– Questão central é de que aqui no Brasil temos um problema adicional à crise do coronavírus, que é o Bolsonaro, um presidente que deveria governar e não governa –
*Por Douglas Izzo
Na semana em que é celebrado o Dia do Trabalhador e da Trabalhadora, neste ano em meio à pandemia mundial do novo coronavírus (Covid-19), nos deparamos com uma triste notícia de que o Brasil, infelizmente, ultrapassou a China em número de mortes pela doença, somando mais de 5 mil óbitos até 28 de abril – 42 dias após a primeira morte confirmada pela Covid-19. No país asiático os casos fatais totalizavam, nesta data, 4,6 mil óbitos, mas lá a primeira morte foi registrada há mais de 100 dias. Em todo o mundo já são mais de 200 mil mortes.

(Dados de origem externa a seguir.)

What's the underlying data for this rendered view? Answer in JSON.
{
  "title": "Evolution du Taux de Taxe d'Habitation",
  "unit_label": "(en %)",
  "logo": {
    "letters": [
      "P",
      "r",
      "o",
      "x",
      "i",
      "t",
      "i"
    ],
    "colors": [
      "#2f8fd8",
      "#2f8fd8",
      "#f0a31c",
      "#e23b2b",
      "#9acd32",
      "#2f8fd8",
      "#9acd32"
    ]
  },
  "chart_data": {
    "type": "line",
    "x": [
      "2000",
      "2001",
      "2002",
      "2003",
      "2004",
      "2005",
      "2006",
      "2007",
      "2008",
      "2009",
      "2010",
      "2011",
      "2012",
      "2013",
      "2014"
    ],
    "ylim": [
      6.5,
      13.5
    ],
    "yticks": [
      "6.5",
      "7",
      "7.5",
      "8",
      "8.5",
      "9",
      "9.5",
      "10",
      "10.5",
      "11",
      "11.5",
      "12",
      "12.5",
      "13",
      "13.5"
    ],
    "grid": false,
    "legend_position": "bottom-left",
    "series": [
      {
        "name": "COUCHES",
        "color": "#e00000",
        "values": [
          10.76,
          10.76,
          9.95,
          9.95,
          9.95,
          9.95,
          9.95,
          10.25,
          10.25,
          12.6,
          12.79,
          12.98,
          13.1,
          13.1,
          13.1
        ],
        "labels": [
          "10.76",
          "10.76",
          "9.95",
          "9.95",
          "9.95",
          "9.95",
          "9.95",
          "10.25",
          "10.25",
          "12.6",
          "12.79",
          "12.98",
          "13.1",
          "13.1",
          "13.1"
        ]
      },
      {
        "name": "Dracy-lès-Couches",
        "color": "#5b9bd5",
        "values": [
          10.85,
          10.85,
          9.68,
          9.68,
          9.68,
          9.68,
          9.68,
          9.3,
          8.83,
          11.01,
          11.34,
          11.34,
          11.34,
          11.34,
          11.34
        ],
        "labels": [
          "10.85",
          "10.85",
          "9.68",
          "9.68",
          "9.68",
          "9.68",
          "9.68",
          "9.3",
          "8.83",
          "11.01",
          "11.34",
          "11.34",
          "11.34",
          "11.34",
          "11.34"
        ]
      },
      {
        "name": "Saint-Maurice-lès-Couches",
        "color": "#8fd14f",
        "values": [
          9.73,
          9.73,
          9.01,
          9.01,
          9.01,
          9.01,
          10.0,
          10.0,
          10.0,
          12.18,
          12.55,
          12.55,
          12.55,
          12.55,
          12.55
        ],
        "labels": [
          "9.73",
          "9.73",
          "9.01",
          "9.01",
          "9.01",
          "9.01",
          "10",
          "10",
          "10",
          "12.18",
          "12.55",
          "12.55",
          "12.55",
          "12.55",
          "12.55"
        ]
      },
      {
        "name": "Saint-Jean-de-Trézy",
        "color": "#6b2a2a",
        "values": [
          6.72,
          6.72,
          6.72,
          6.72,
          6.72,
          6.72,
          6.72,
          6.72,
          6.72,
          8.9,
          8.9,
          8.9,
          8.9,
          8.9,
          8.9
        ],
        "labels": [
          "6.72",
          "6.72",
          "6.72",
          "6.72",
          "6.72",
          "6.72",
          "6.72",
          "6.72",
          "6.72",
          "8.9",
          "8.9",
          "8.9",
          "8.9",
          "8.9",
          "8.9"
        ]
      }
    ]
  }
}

A questão central é de que aqui no Brasil temos um problema adicional à crise do coronavírus, que é o Bolsonaro, um presidente que deveria governar e não governa. Ao invés de cuidar da população, é incapaz de compreender as atribuições do cargo que ocupa, se mostrando mais preocupado em fazer disputas políticas e em combater as medidas de isolamento social adotas pelos governos estaduais e prefeituras.
Além disso, tem tomado ações que aprofundam os ataques aos direitos da classe trabalhadora em detrimentos à preservação do lucro dos patrões. Mas, aqui a economia já estava em crise, antes da pandemia, com baixo índice de crescimento e desemprego galopante.
Encerramos 2019 com mais de 12 milhões de desempregados (11,9%), mais de 38 milhões (41,4% da força de trabalho no país) de trabalhadores informais ou por conta própria – sem registro em carteira eu uma inflação de 4,31% (IPCA), segundo dados do IBGE (Instituto Brasileiro de Geografia e Estatística). O Produto Interno Bruto (PIB), incialmente previsto pelo governo em 2,5%, sofreu várias revisões ao logo do ano passado e fechou em 1,1%.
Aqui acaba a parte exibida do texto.